SE NON CURA, UCCIDE. Per la legge quindi non è mai stata in gioco la dignità bensì la qualità della vita di Lambert o di Alfie, il fatto che potessero o meno migliorare le proprie condizioni. E come ai tempi di Terri Schiavo, di Eluana Englaro, di Charlie Gard, il mondo si è nuovamente spaccato in due, la zona grigia dell’esistenza è tornata ad essere sui giornali territorio di contesa tra cattolici e laici, fede e scienza. Ma è così?
Ci si chiede se l’attenzione mediatica a questo derby sia diventata un diversivo per non voler affrontare la questione di fondo: la resa della medicina, che davanti a malati irreversibili utilizza l’unica scorciatoia possibile dal punto di vista scientifico e auspicabile da quello mondano, cioè la morte procurata. La disponibilità di altri ospedali e la protervia orgogliosa di quelli che hanno deciso il distacco dei supporti vitali per Lambert e Alfie sembrano restituirci una visione del compito del medico quale braccio armato per realizzare una nuova dimensione culturale: diagnosi e terapie, così come la definizione di best interest, di dignità, di accanimento terapeutico o di cura palliativa, cambiano da paese a paese non in base al talento del medico bensì a ciò che il paese crede e ha intenzione di diventare.
Ma questa forma di condizionamento, suggellato da giudici, corti e tribunali, non indebolisce la medicina fino a corrompere la sua indipendenza finalizzata a non lasciare nulla di intentato? Se non possono guarire, i medici si devono arrendere al compito di assistere il malato fino alla fine o a quello di accelerare l’esito finale e fatale della sua vita? E da quando la terminologia usata per stabilire la futilità dei trattamenti sanitari viene riservata all’esistenza umana?

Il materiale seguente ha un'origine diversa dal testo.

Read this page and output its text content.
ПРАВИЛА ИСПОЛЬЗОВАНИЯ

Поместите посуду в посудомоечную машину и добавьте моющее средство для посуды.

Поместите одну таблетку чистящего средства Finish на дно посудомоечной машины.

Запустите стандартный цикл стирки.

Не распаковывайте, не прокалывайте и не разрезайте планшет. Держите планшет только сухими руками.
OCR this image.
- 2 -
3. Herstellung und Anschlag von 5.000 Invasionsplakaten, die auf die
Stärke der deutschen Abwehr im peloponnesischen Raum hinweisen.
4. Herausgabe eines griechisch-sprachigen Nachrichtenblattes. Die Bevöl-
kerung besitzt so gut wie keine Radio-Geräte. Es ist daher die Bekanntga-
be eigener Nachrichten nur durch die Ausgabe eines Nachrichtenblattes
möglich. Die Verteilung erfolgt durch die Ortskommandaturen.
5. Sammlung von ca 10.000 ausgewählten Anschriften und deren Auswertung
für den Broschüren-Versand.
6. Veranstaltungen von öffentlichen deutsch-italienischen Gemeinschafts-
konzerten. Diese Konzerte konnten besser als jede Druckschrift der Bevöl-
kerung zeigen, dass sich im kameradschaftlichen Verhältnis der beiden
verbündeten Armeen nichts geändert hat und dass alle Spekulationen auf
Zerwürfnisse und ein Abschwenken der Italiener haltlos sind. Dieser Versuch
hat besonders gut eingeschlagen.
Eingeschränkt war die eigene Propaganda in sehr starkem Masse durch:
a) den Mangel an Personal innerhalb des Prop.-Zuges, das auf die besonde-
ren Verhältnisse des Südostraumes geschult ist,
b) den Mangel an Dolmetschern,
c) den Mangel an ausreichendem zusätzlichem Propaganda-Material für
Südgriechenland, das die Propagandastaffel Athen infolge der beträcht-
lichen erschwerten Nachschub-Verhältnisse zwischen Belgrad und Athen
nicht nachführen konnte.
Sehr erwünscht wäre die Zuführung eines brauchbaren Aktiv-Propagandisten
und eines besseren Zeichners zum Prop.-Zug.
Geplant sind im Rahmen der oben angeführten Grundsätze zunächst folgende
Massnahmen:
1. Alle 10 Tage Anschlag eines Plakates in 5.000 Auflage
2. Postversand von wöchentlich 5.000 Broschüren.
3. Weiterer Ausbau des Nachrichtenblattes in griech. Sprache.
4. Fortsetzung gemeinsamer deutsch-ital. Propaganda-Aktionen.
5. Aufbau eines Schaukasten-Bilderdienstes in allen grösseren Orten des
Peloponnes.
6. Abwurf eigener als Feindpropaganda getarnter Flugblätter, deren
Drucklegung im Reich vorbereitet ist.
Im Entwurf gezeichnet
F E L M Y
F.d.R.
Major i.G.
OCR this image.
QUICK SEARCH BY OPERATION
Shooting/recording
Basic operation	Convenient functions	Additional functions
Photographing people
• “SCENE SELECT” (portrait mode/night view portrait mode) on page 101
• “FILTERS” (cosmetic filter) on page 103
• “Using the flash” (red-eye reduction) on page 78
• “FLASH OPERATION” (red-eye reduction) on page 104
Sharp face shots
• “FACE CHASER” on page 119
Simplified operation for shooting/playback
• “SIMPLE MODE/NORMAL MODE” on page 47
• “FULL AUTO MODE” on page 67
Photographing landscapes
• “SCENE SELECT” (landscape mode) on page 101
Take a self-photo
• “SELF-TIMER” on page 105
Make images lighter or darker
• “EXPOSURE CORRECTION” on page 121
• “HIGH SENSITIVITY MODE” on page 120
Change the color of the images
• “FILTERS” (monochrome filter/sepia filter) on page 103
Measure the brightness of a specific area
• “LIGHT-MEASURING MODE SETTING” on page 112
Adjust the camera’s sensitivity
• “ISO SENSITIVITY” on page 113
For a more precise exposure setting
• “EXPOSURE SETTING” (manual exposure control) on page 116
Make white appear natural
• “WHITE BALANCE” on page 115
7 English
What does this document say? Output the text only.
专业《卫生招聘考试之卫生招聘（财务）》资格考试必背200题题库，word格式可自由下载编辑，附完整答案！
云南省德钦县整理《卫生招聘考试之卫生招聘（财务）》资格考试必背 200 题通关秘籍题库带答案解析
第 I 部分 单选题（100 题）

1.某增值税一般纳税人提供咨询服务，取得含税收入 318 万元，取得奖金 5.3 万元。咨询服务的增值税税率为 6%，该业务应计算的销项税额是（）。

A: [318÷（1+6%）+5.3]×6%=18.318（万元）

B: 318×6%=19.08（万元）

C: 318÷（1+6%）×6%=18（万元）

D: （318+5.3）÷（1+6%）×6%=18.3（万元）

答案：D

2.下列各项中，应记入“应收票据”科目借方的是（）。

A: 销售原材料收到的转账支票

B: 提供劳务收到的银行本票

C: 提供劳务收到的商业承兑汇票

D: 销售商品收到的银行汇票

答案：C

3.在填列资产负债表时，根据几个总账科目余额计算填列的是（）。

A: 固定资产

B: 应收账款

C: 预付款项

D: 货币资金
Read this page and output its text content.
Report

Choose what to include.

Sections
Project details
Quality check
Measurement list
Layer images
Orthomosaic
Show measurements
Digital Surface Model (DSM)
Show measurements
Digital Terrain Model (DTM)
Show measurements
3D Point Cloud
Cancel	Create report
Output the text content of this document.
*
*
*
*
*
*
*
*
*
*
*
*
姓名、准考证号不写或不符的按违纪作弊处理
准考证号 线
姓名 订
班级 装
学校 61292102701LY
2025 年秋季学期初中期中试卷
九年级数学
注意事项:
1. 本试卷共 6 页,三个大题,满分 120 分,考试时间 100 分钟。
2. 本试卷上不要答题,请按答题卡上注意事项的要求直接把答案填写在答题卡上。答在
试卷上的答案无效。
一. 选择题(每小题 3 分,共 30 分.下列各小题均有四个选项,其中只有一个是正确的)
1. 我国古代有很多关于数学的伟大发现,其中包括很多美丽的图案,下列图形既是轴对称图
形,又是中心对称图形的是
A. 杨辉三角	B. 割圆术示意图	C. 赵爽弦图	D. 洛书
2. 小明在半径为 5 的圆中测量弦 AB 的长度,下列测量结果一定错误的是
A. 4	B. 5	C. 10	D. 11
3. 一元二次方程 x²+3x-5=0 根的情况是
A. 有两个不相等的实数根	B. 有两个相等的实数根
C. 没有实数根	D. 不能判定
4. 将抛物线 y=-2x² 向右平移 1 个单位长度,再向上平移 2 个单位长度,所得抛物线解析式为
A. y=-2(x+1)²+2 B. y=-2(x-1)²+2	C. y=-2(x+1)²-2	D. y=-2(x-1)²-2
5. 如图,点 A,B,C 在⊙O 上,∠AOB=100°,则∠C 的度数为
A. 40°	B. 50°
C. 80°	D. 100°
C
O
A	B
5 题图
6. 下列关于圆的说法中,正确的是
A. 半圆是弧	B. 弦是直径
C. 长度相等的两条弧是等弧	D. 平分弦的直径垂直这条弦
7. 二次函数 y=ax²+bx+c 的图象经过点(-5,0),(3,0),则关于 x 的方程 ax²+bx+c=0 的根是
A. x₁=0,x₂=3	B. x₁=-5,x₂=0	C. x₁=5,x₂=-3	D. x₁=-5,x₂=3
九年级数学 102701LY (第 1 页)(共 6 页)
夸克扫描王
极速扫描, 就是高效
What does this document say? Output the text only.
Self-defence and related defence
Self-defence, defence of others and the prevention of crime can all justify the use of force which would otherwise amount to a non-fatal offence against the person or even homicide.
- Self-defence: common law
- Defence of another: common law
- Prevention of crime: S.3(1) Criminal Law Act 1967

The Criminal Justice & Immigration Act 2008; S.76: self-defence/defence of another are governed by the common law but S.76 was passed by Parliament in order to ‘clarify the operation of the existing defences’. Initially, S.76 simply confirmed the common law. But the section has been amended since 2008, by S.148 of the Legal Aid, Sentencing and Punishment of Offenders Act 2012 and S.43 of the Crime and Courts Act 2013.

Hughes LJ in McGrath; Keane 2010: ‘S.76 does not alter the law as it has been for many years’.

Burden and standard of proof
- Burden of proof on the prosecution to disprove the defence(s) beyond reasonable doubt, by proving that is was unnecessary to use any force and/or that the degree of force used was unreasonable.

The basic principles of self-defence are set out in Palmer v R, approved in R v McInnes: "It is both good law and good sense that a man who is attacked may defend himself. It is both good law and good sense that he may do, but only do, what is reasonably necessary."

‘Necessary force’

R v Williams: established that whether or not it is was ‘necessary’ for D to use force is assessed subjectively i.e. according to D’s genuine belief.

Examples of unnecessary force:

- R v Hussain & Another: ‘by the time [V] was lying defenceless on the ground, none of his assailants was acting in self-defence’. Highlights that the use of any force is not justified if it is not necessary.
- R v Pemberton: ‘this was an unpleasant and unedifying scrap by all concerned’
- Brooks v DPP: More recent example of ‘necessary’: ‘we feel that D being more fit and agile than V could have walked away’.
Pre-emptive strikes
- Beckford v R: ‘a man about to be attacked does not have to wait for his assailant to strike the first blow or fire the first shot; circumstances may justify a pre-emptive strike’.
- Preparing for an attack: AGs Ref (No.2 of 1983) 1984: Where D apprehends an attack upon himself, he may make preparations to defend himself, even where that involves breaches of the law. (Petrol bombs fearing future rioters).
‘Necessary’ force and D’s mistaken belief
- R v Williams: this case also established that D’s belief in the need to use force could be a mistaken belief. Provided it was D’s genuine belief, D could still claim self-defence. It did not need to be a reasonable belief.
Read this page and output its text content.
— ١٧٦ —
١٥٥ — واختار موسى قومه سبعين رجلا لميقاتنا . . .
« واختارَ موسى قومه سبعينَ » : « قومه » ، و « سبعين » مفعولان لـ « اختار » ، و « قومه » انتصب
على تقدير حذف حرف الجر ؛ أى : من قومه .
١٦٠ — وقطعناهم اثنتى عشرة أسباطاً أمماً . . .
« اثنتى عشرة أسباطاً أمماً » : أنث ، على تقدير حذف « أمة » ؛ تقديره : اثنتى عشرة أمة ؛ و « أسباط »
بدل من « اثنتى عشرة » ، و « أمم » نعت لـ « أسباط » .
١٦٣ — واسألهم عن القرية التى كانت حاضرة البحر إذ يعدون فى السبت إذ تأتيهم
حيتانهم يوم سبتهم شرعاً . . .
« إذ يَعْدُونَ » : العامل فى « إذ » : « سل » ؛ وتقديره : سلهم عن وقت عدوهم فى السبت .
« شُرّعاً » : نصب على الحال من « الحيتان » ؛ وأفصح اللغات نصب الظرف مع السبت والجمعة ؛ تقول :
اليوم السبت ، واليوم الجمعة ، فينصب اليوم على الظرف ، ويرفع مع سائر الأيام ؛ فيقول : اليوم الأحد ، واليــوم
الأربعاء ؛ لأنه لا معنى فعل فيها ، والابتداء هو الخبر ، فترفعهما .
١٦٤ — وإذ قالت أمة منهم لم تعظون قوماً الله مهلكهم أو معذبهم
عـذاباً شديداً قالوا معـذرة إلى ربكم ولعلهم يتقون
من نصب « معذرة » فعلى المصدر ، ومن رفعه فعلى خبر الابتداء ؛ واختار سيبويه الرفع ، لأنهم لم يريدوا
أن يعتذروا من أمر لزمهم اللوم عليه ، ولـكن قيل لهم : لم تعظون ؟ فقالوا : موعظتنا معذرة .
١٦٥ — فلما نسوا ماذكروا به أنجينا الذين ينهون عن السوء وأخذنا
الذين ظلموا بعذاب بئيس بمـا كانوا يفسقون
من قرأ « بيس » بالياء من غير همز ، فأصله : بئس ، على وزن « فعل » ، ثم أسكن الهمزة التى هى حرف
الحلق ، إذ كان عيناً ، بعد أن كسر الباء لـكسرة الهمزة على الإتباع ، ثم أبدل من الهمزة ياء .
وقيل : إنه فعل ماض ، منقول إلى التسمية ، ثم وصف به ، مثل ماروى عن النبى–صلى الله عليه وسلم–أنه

IL NOCCIOLO DELLA QUESTIONE. E veniamo alle due domande, che nessun medico non può non porsi oggi. La prima, sui costi: quanto costa la vita dei Vincent Lambert e degli Alfie Evans? Come è possibile, nell’era dei diritti e delle infinite possibilità, che una morte al prezzo della vita sia più accettabile e sostenibile della vita stessa?
La seconda, sulla categoria pienamente umana e scientifica della possibilità: perché di fronte a qualcuno che accetta di farsi carico di costi e cure dei Lambert e degli Evans, davanti alla disponibilità di chi non scantona e vuole prendersi cura della zona grigia dell’esistenza, la risposta è sempre la rinuncia, la morte indotta, il lavarsene le mani – del paziente sì, ma anche di ha il desiderio di “cum patire” fino alla fine?